By the mid 2000's, Roberto Gutierrez moved from colorful urban pastoralism to black and white landscapes often recalling an industrial-era feel and Kafkaesque nightmare of the barrios of Los Angeles that look like they could've been painted by a German expressionist or French impressionist, or a combination of both. The somber and monochromatic images represent a departure from the colorful and vibrant narratives that developed out of commonplace Chicano art, and as the artist views it, it is a way to recall the gritty texture of the cityscape that is supposed to represent concrete or cement as a direct contrast to glamorous undertones often promoted by boosters.

His paintings in this context are classic L.A. noir, straight out of James Ellroy's L.A. Confidential, and often rendered from photographs that are sometimes blurry and spotty, which is also incorporated into the painting to give it a more authentic feel. Most of these paintings are devoid of people and are meant to produce a feeling of emptiness because they represent a Los Angeles that no longer exists. The lack of people metaphorically represents a generation of people that are also disappearing, people of his age, which is difficult for him to face.
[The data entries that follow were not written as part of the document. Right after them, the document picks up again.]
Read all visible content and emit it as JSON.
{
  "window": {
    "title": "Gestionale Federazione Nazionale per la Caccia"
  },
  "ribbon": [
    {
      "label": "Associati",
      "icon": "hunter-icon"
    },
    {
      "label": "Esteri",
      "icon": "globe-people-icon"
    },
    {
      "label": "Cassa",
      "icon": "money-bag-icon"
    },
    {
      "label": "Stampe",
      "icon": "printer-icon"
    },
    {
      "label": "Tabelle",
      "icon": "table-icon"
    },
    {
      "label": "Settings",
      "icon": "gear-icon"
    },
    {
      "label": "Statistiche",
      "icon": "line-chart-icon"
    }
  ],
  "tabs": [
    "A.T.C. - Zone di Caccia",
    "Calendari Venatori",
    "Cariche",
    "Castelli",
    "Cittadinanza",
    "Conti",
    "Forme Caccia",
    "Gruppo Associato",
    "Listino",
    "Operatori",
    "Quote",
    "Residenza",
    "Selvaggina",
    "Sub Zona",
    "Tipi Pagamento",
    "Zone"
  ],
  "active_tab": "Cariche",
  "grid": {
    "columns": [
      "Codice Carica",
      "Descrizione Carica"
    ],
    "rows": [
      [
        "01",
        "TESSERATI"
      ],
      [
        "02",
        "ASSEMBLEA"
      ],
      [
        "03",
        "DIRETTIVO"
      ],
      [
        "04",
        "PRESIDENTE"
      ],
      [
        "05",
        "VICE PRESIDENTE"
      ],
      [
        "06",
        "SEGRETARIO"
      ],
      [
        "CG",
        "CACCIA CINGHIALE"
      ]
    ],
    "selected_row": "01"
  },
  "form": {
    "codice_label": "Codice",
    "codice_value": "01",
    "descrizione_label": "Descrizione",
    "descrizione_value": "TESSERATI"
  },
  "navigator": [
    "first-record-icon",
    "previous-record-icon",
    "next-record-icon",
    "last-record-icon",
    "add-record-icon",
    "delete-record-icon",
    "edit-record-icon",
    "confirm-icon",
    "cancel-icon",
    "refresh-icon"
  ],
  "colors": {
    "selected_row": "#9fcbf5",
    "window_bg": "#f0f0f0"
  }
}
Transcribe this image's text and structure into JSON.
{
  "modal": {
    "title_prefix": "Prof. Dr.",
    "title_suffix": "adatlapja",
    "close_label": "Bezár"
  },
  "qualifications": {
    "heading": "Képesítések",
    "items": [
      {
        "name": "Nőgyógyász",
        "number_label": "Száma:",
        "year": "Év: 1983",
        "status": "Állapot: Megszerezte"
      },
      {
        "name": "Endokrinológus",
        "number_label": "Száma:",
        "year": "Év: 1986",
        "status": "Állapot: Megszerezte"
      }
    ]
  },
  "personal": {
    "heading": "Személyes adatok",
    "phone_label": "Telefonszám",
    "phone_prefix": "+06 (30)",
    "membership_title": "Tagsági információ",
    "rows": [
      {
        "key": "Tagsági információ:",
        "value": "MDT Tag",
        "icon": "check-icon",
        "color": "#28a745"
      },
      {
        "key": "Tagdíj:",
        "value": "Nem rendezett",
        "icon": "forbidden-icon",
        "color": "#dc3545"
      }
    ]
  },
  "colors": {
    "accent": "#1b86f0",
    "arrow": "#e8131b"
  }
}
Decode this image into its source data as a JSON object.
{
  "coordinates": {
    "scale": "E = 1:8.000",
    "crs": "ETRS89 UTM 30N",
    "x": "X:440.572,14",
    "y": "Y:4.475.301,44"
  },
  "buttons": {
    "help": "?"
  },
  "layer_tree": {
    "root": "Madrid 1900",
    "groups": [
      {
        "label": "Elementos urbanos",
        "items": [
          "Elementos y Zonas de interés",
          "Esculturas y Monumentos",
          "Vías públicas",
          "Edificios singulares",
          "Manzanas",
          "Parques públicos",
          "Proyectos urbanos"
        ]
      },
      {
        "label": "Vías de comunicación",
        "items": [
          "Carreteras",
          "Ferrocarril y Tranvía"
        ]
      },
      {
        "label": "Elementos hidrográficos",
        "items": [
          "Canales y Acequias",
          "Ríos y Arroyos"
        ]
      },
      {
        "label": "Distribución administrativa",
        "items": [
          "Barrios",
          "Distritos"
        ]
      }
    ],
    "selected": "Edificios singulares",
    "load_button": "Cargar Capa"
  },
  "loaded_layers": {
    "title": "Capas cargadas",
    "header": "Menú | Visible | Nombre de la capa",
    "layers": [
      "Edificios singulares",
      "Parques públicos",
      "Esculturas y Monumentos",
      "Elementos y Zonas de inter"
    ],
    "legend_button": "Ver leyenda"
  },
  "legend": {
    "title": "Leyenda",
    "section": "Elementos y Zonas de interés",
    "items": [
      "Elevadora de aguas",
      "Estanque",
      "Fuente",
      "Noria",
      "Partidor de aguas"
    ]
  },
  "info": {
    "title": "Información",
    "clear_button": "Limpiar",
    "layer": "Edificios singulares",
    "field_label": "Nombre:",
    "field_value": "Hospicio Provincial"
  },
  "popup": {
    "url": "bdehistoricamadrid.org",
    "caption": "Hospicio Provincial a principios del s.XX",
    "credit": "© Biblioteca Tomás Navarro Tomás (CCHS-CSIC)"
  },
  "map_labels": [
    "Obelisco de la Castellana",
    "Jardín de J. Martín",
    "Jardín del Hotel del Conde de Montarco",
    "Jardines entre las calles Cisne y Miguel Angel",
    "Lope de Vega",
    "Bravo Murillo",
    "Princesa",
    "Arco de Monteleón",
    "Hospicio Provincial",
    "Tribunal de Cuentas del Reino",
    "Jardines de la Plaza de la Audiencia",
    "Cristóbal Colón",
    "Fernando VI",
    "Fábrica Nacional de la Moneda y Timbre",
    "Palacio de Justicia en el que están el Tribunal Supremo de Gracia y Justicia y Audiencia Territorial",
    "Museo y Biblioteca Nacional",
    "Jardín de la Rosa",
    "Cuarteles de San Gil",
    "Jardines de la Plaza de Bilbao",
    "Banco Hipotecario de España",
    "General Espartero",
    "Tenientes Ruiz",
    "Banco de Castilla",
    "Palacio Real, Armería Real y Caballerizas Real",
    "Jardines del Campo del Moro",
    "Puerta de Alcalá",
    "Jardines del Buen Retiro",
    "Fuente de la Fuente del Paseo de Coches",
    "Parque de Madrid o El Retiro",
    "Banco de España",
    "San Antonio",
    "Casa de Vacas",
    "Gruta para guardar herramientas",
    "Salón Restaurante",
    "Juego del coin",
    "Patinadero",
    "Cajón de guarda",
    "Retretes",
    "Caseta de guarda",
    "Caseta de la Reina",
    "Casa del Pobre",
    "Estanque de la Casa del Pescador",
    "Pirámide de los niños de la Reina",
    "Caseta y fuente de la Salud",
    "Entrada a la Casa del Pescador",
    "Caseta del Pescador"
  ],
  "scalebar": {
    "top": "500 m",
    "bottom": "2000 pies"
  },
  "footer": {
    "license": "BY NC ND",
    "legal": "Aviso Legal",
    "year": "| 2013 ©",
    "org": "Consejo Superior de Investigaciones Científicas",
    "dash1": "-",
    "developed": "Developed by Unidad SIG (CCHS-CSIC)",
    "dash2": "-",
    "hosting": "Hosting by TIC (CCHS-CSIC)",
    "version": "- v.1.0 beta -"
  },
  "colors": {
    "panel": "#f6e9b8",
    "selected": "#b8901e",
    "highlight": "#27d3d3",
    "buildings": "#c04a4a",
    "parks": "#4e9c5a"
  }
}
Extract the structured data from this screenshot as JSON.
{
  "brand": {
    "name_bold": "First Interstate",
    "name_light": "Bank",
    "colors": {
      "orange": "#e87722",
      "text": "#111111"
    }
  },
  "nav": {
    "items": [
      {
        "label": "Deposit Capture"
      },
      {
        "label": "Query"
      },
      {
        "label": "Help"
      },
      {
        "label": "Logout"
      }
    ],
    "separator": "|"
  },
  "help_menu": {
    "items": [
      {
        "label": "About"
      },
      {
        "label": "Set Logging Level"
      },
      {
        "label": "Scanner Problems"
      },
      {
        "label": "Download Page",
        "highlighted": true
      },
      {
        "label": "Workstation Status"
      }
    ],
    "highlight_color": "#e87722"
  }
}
His new project is in collaboration with Studio 50 in Highland Park, a solo show with several works depicting the 6th street bridge that is set to be demolished because it has been declared faulty and unsafe to handle earthquakes. The 6th street bridge is one of the most iconic symbols of Los Angeles, but often neglected, abandoned, disdained, and ignored, but it stands over the concrete and decay of the L.A. River like a character out of Fritz Lang's Metropolis looking down on the populace with authoritative observance. Currently Roberto has several watercolor paintings and canvases that observe the bridge from different perspectives, and the one I was most astonished by was the one painted in black and white, with a dreary blue sky that is sobbing for the bridge that will no longer exist. I knew then that I was no longer looking at a painting of a bridge.